File locking IS included within durostore if configured to do so. File locking allows some magical implementations where you could have two applications using the same directory/file-prefix and communicating (e.g. producer consumer). The producer would write only, while the consumer would periodically read the data (there's some magic missing for this use case right now).

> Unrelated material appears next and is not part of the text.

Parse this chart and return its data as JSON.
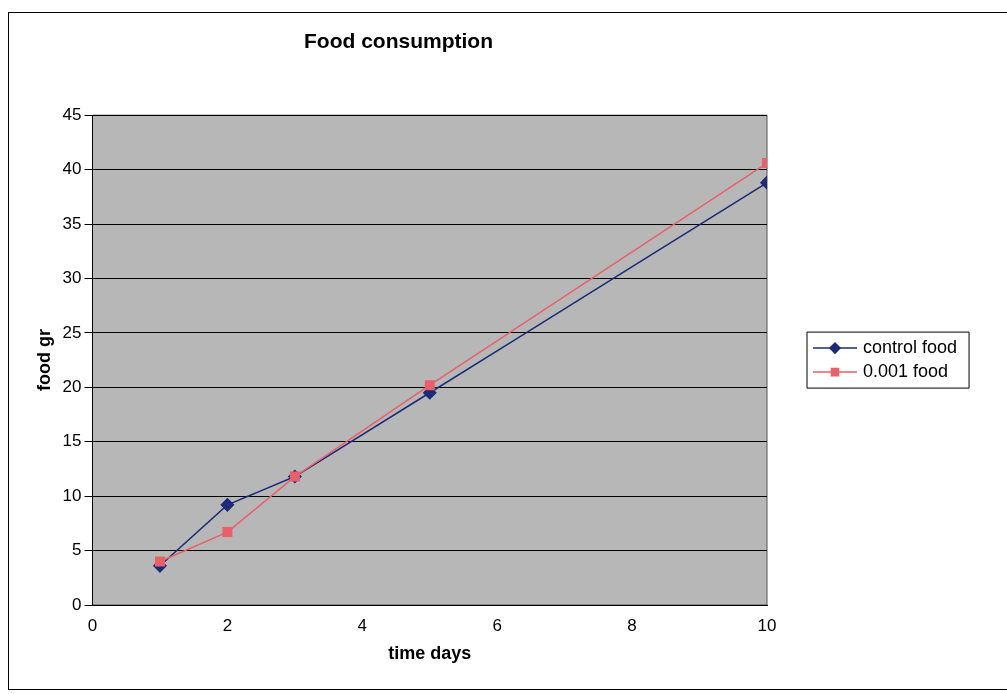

Catastrophic failure/recovery
Generally catastrophic failures should only occur if there's no recovery logic within the implementation of durostore: for example, if you attempted to write data, that write failed, and you didn't account for the failure within your business logic. If for some reason, a file becomes corrupted and you can't read that data using durostore, you an recover the data if:
- your data is homogenous and you have a proper UnmarshalBinary function
- your data is heterogenous and you implement some kind of wrapper to identify which function to use to UnmarshalBinary the data
Finally, if you just want to just clear the data, post configuration, you can do so with the following code snippet (this is DESTRUCTIVE):
d := durostore.New(durostore.Configuration{
Directory: "./",
MaxFiles: 2,
MaxFileSize: 1024,
MaxChunk: -1,
FilePrefix: filePrefix,
})
if err := d.PruneDirectory(); err != nil {
fmt.Println(err)
}
The PruneDirectory() function is a variatic where you can provide an index, if none is provided, it will empty the configured directory of anything iwth the configured file index.
Read Wrappers
Reading is a bit of a pain with durostore since it's read in as bytes and you have to otherwise convert it. The example below wraps the read function such that it'll convert it after reading the bare bytes using the UnmarshalBinary function.
type Data struct {
Int int `json:"Int"`
String string `json:"String"`
}
func (d *Data) UnmarshalBinary(bytes []byte) error {
return json.Unmarshal(bytes, d)
}
func Read(reader durostore.Reader, index ...uint64) *Data {
data := &Data{}
bytes, err := reader.Read(index...)
if err != nil {
return nil
}
err = data.UnmarshalBinary(bytes)
if err != nil {
return nil
}
return data
}
Alternatively, you may find that you require something a bit more versatile. In situations where you need to support multiple data types, you'll need to create a wrapper data type that is first unmarshalled to output a type identifier (a string) and a slice of bytes. The type identifier can be used to determine what data type to unmarshal the bytes into.
This is also a great use case for protocol buffers.